Dix jours plus tôt, le 9 juillet, son gouvernement interdisait à Dakar une conférence organisée par des ressortissants africains de la Guinée. Ces derniers voulaient simplement sensibiliser l’opinion publique sur l’épidémie de disparitions forcées et ciblées qui frappe leur pays. Selon les informations disponibles, au moins 35 Guinéens dont quatre enfants de moins de 16 ans, une femme et un homme de 76 ans ont mystérieusement disparu. La réponse des autorités sénégalaises a été lapidaire : « Nous ne voulons pas d’incompréhension entre Dakar et Conakry. »
Cette formule, déjà trop familière, résume la posture préférée de la CEDEAO des chefs d’État : préserver les relations entre gouvernements au détriment des droits des peuples.
Que peuvent donc espérer les ressortissants des pays d’Afrique de l’Ouest de la présidence de Diomaye Faye pendant les douze prochains mois ? Une organisation qui refuse d’entendre les victimes de disparitions forcées dans un État membre peut-elle crédiblement parler de « réconciliation » et d’« unité » ?

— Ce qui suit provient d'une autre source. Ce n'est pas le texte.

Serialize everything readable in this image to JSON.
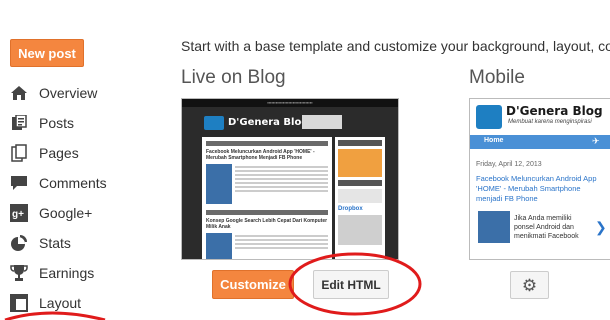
{
  "sidebar": {
    "new_post": "New post",
    "items": [
      {
        "label": "Overview",
        "icon": "home-icon"
      },
      {
        "label": "Posts",
        "icon": "posts-icon"
      },
      {
        "label": "Pages",
        "icon": "pages-icon"
      },
      {
        "label": "Comments",
        "icon": "comment-icon"
      },
      {
        "label": "Google+",
        "icon": "google-plus-icon"
      },
      {
        "label": "Stats",
        "icon": "pie-chart-icon"
      },
      {
        "label": "Earnings",
        "icon": "trophy-icon"
      },
      {
        "label": "Layout",
        "icon": "layout-icon"
      }
    ]
  },
  "main": {
    "intro": "Start with a base template and customize your background, layout, colors,",
    "live_title": "Live on Blog",
    "mobile_title": "Mobile",
    "customize": "Customize",
    "edit_html": "Edit HTML"
  },
  "mobile_preview": {
    "blog_title": "D'Genera Blog",
    "tagline": "Membuat karena menginspirasi",
    "nav_home": "Home",
    "date": "Friday, April 12, 2013",
    "post_title": "Facebook Meluncurkan Android App 'HOME' - Merubah Smartphone menjadi FB Phone",
    "snippet": "Jika Anda memiliki ponsel Android dan menikmati Facebook"
  },
  "blog_preview": {
    "blog_title": "D'Genera Blog",
    "post1": "Facebook Meluncurkan Android App 'HOME' - Merubah Smartphone Menjadi FB Phone",
    "post2": "Konsep Google Search Lebih Cepat Dari Komputer Milik Anak",
    "widget": "Dropbox"
  },
  "colors": {
    "accent_orange": "#f4863f",
    "annotation_red": "#e01b1b"
  }
}
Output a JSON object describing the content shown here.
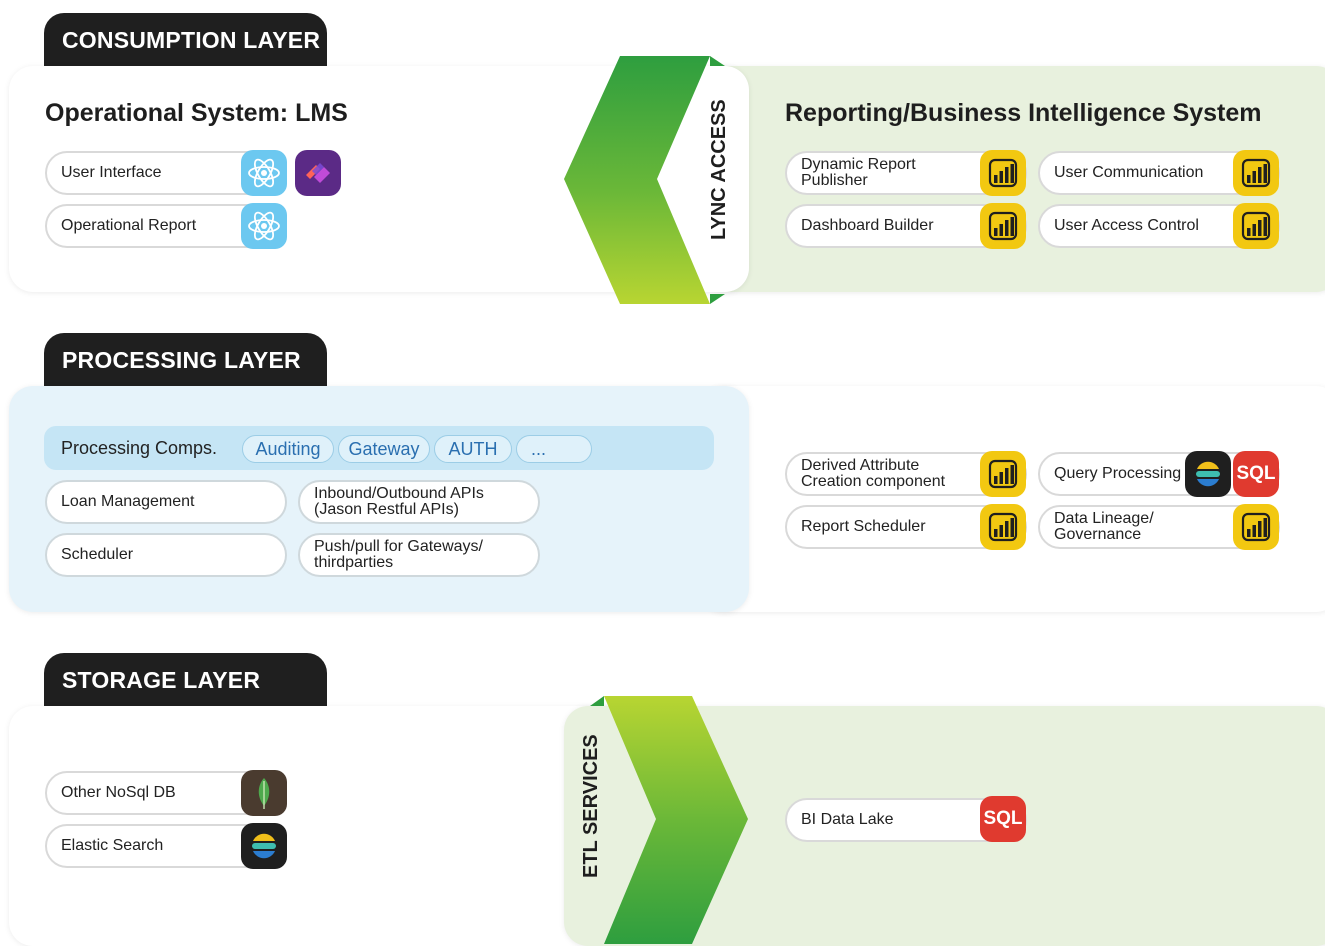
{
  "consumption": {
    "tab": "CONSUMPTION LAYER",
    "left_title": "Operational System: LMS",
    "user_interface": "User Interface",
    "operational_report": "Operational Report",
    "lync_access": "LYNC ACCESS",
    "right_title": "Reporting/Business Intelligence System",
    "dynamic_report_publisher": "Dynamic Report\nPublisher",
    "user_communication": "User Communication",
    "dashboard_builder": "Dashboard Builder",
    "user_access_control": "User Access Control"
  },
  "processing": {
    "tab": "PROCESSING LAYER",
    "comps_label": "Processing Comps.",
    "chips": [
      "Auditing",
      "Gateway",
      "AUTH",
      "..."
    ],
    "loan_management": "Loan Management",
    "inbound_outbound": "Inbound/Outbound APIs\n(Jason Restful APIs)",
    "scheduler": "Scheduler",
    "push_pull": "Push/pull for Gateways/\nthirdparties",
    "derived_attribute": "Derived Attribute\nCreation component",
    "query_processing": "Query Processing",
    "report_scheduler": "Report Scheduler",
    "data_lineage": "Data Lineage/\nGovernance"
  },
  "storage": {
    "tab": "STORAGE LAYER",
    "other_nosql": "Other NoSql DB",
    "elastic_search": "Elastic Search",
    "etl_services": "ETL SERVICES",
    "bi_data_lake": "BI Data Lake"
  },
  "icons": {
    "sql_text": "SQL",
    "react": "react-icon",
    "power_bi": "power-bi-icon",
    "sql": "sql-icon",
    "elastic": "elastic-icon",
    "mongo": "mongodb-icon",
    "kendo": "kendo-icon"
  },
  "colors": {
    "tab_bg": "#1f1f1f",
    "green_panel": "#e8f1de",
    "blue_panel": "#e6f3fa",
    "chevron_dark": "#3aa53c",
    "chevron_light": "#b5d334",
    "react": "#6cc8f0",
    "power_bi": "#f2c811",
    "sql": "#e03a2f"
  }
}
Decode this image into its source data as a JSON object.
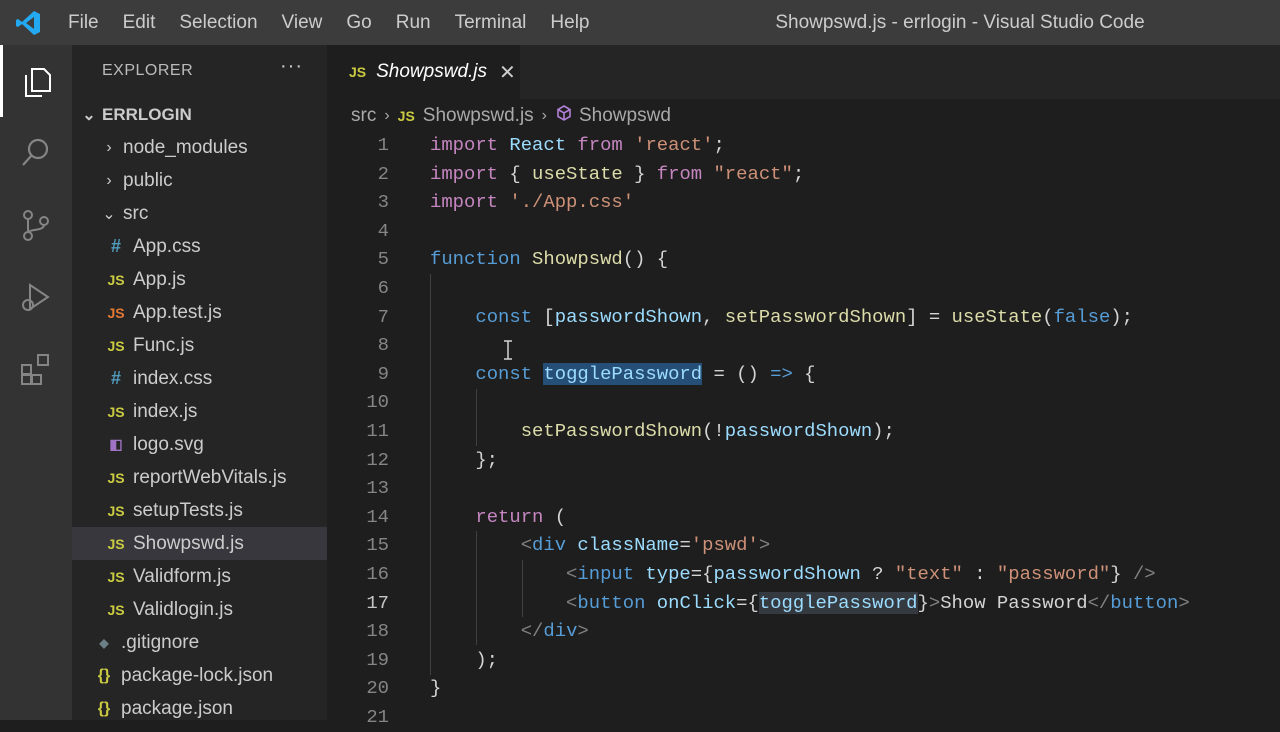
{
  "titlebar": {
    "menu": [
      "File",
      "Edit",
      "Selection",
      "View",
      "Go",
      "Run",
      "Terminal",
      "Help"
    ],
    "window_title": "Showpswd.js - errlogin - Visual Studio Code"
  },
  "sidebar": {
    "title": "EXPLORER",
    "more": "···",
    "root": "ERRLOGIN",
    "items": [
      {
        "label": "node_modules",
        "type": "folder"
      },
      {
        "label": "public",
        "type": "folder"
      },
      {
        "label": "src",
        "type": "folder-open"
      },
      {
        "label": "App.css",
        "type": "css"
      },
      {
        "label": "App.js",
        "type": "js"
      },
      {
        "label": "App.test.js",
        "type": "test"
      },
      {
        "label": "Func.js",
        "type": "js"
      },
      {
        "label": "index.css",
        "type": "css"
      },
      {
        "label": "index.js",
        "type": "js"
      },
      {
        "label": "logo.svg",
        "type": "svg"
      },
      {
        "label": "reportWebVitals.js",
        "type": "js"
      },
      {
        "label": "setupTests.js",
        "type": "js"
      },
      {
        "label": "Showpswd.js",
        "type": "js",
        "selected": true
      },
      {
        "label": "Validform.js",
        "type": "js"
      },
      {
        "label": "Validlogin.js",
        "type": "js"
      },
      {
        "label": ".gitignore",
        "type": "git"
      },
      {
        "label": "package-lock.json",
        "type": "json"
      },
      {
        "label": "package.json",
        "type": "json"
      }
    ]
  },
  "editor": {
    "tab_label": "Showpswd.js",
    "tab_close": "✕",
    "badge": "JS",
    "breadcrumb": [
      "src",
      "Showpswd.js",
      "Showpswd"
    ],
    "line_numbers": [
      "1",
      "2",
      "3",
      "4",
      "5",
      "6",
      "7",
      "8",
      "9",
      "10",
      "11",
      "12",
      "13",
      "14",
      "15",
      "16",
      "17",
      "18",
      "19",
      "20",
      "21"
    ],
    "lines": [
      "import React from 'react';",
      "import { useState } from \"react\";",
      "import './App.css'",
      "",
      "function Showpswd() {",
      "",
      "    const [passwordShown, setPasswordShown] = useState(false);",
      "",
      "    const togglePassword = () => {",
      "",
      "        setPasswordShown(!passwordShown);",
      "    };",
      "",
      "    return (",
      "        <div className='pswd'>",
      "            <input type={passwordShown ? \"text\" : \"password\"} />",
      "            <button onClick={togglePassword}>Show Password</button>",
      "        </div>",
      "    );",
      "}",
      ""
    ],
    "current_line": 17
  },
  "colors": {
    "keyword_control": "#c586c0",
    "keyword": "#569cd6",
    "string": "#ce9178",
    "variable": "#9cdcfe",
    "function": "#dcdcaa",
    "selection": "#264f78"
  },
  "icons": {
    "activity": [
      "explorer-icon",
      "search-icon",
      "source-control-icon",
      "run-debug-icon",
      "extensions-icon"
    ]
  }
}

L’interdiction de cette conférence à Dakar n’est pas un détail administratif. Elle révèle une conception de la diplomatie où le silence sur les crimes devient la condition de la « stabilité régionale ». Or, tant que des enfants, des femmes et des personnes âgées peuvent disparaître sans que leurs frères et sœurs d’Afrique de l’Ouest ne soient autorisés à en parler librement, l’unité annoncée restera celle des régimes, non celle des peuples.

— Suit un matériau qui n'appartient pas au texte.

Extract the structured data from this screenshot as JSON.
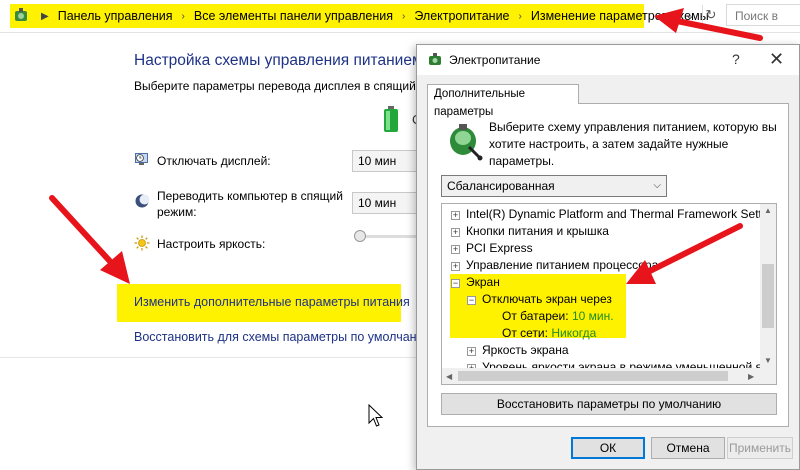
{
  "address_bar": {
    "breadcrumbs": [
      "Панель управления",
      "Все элементы панели управления",
      "Электропитание",
      "Изменение параметров схемы"
    ],
    "search_placeholder": "Поиск в"
  },
  "background": {
    "title": "Настройка схемы управления питанием \"",
    "subtitle": "Выберите параметры перевода дисплея в спящий реж",
    "plan_col_label": "С",
    "rows": [
      {
        "label": "Отключать дисплей:",
        "value": "10 мин"
      },
      {
        "label": "Переводить компьютер в спящий режим:",
        "value": "10 мин"
      },
      {
        "label": "Настроить яркость:"
      }
    ],
    "advanced_link": "Изменить дополнительные параметры питания",
    "restore_link": "Восстановить для схемы параметры по умолчанию"
  },
  "dialog": {
    "title": "Электропитание",
    "help": "?",
    "close": "✕",
    "tab": "Дополнительные параметры",
    "description": "Выберите схему управления питанием, которую вы хотите настроить, а затем задайте нужные параметры.",
    "plan": "Сбалансированная",
    "tree": {
      "items": [
        {
          "label": "Intel(R) Dynamic Platform and Thermal Framework Setting",
          "sign": "+"
        },
        {
          "label": "Кнопки питания и крышка",
          "sign": "+"
        },
        {
          "label": "PCI Express",
          "sign": "+"
        },
        {
          "label": "Управление питанием процессора",
          "sign": "+"
        },
        {
          "label": "Экран",
          "sign": "−"
        },
        {
          "label": "Отключать экран через",
          "sign": "−"
        }
      ],
      "battery_label": "От батареи:",
      "battery_value": "10 мин.",
      "ac_label": "От сети:",
      "ac_value": "Никогда",
      "brightness": "Яркость экрана",
      "dim_brightness": "Уровень яркости экрана в режиме уменьшенной я"
    },
    "restore_defaults": "Восстановить параметры по умолчанию",
    "ok": "ОК",
    "cancel": "Отмена",
    "apply": "Применить"
  },
  "colors": {
    "highlight": "#fff200",
    "arrow": "#e8141b",
    "link": "#1e3287",
    "tree_value": "#228b22"
  }
}
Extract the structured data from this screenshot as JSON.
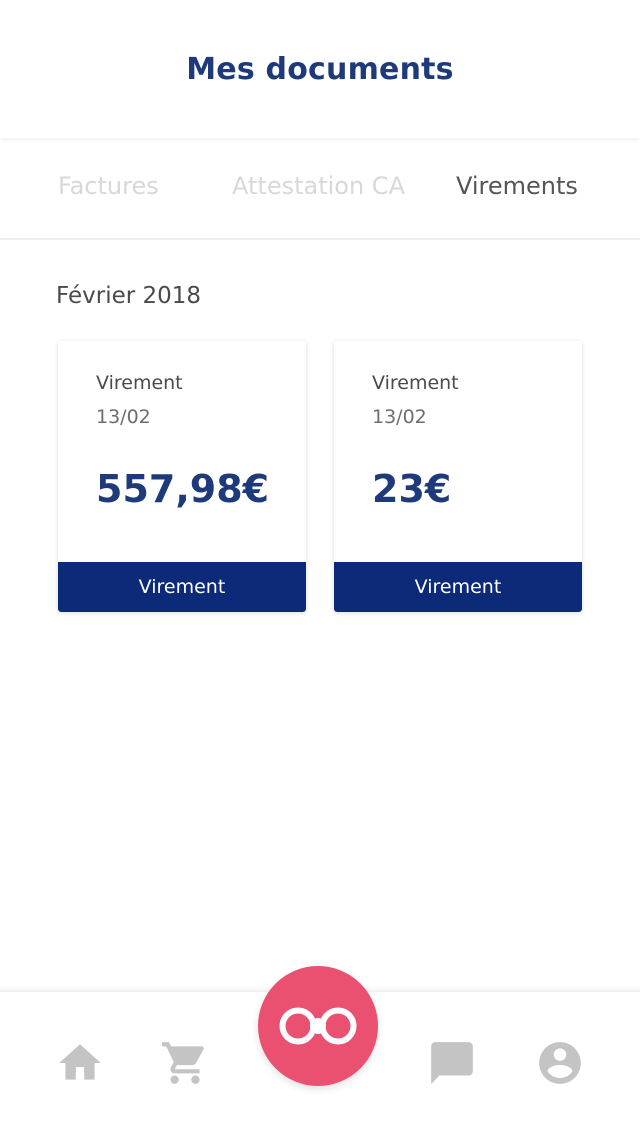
{
  "header": {
    "title": "Mes documents"
  },
  "tabs": [
    {
      "label": "Factures",
      "active": false
    },
    {
      "label": "Attestation CA",
      "active": false
    },
    {
      "label": "Virements",
      "active": true
    }
  ],
  "section": {
    "title": "Février 2018"
  },
  "cards": [
    {
      "type": "Virement",
      "date": "13/02",
      "amount": "557,98€",
      "button_label": "Virement"
    },
    {
      "type": "Virement",
      "date": "13/02",
      "amount": "23€",
      "button_label": "Virement"
    }
  ],
  "bottom_nav": {
    "items": [
      {
        "icon": "home-icon"
      },
      {
        "icon": "cart-icon"
      },
      {
        "icon": "chat-icon"
      },
      {
        "icon": "profile-icon"
      }
    ],
    "fab_icon": "brand-logo-icon"
  },
  "colors": {
    "primary": "#1f3a7a",
    "button": "#0c2a78",
    "accent": "#ea5170",
    "icon_gray": "#c4c4c4"
  }
}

« Honte au gouvernement du Sénégal ! Soutien aux Africains de Guinée victimes de disparitions forcées et ciblées ! Stop aux disparitions forcées et ciblées en Guinée ! » clame Guy Marius Sagna.
Et il conclut avec force : une autre Afrique de l’Ouest est nécessaire et possible. Une Afrique de l’Ouest souveraine, démocratique, juste et prospère, où la dignité humaine ne se négocie pas au nom de « l’incompréhension » entre capitales. Honte au gouvernement du Sénégal pour avoir choisi le confort diplomatique plutôt que la solidarité avec les victimes.
Soutien total aux Africains de Guinée victimes de disparitions forcées et ciblées.
Stop aux disparitions forcées en Guinée.
Une autre Afrique de l’Ouest est nécessaire et possible : une Afrique de l’Ouest souveraine, démocratique, juste et prospère, où la dignité humaine ne se négocie pas au nom de « l’incompréhension » entre capitales.